In 1983, Disney was testing a brand new technology that would eventually change the way everyone in entertainment makes animated films. Disney and Pixar animator, director, and now-Chief Creative Officer John Lasseter directed this short featurette about computer generated animation to show the advances that the studio was making towards 3D animation.
At the time they made this, Disney owned the film rights to Maurice Sendak’s classic children’s story Where the Wild Things Are. They didn’t exercise those rights in time however, and Warner Brothers Entertainment eventually produced a live action film of the story in 2009. Seeing these beautiful test shots of the combination of 2D and 3D animation make us wonder what kind of gorgeous animated classic we missed out on. Tests like this became the building blocks of technology that, ten years later, would give us huge leaps forward in computer generated animation moments like the ballroom scene in Beauty and the Beast.
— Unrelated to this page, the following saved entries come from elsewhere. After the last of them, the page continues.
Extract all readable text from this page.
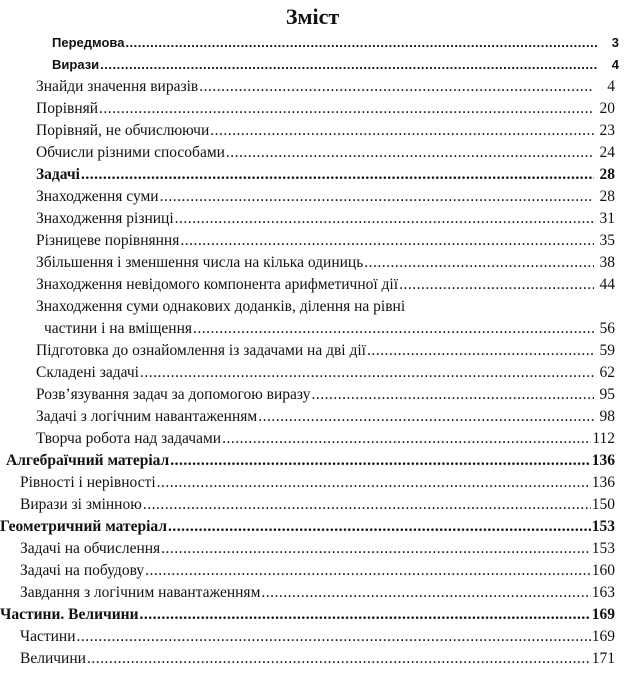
Зміст
Передмова .....	3
Вирази .....	4
Знайди значення виразів .....	4
Порівняй .....	20
Порівняй, не обчислюючи .....	23
Обчисли різними способами .....	24
Задачі .....	28
Знаходження суми .....	28
Знаходження різниці .....	31
Різницеве порівняння .....	35
Збільшення і зменшення числа на кілька одиниць .....	38
Знаходження невідомого компонента арифметичної дії .....	44
Знаходження суми однакових доданків, ділення на рівні
частини і на вміщення .....	56
Підготовка до ознайомлення із задачами на дві дії .....	59
Складені задачі .....	62
Розв’язування задач за допомогою виразу .....	95
Задачі з логічним навантаженням .....	98
Творча робота над задачами .....	112
Алгебраїчний матеріал .....	136
Рівності і нерівності .....	136
Вирази зі змінною .....	150
Геометричний матеріал .....	153
Задачі на обчислення .....	153
Задачі на побудову .....	160
Завдання з логічним навантаженням .....	163
Частини. Величини .....	169
Частини .....	169
Величини .....	171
It allowed the characters to dance through a computer-generated ballroom while the camera dollied around the characters and created the illusion of 3D space on the screen. While it’s hard to see how this technology led directly to something as detailed as, say, Merida’s hair in Brave (which called for a whole new program to be written), we can see the bones of animated moments from movies across our childhoods.
Today, animators are working to preserve the skills that are required for 2D animation through education and crowd-funded projects like Hullabaloo, but when this video was made computers were still finding their place in movie making. It’s incredible to see how far the technology has come.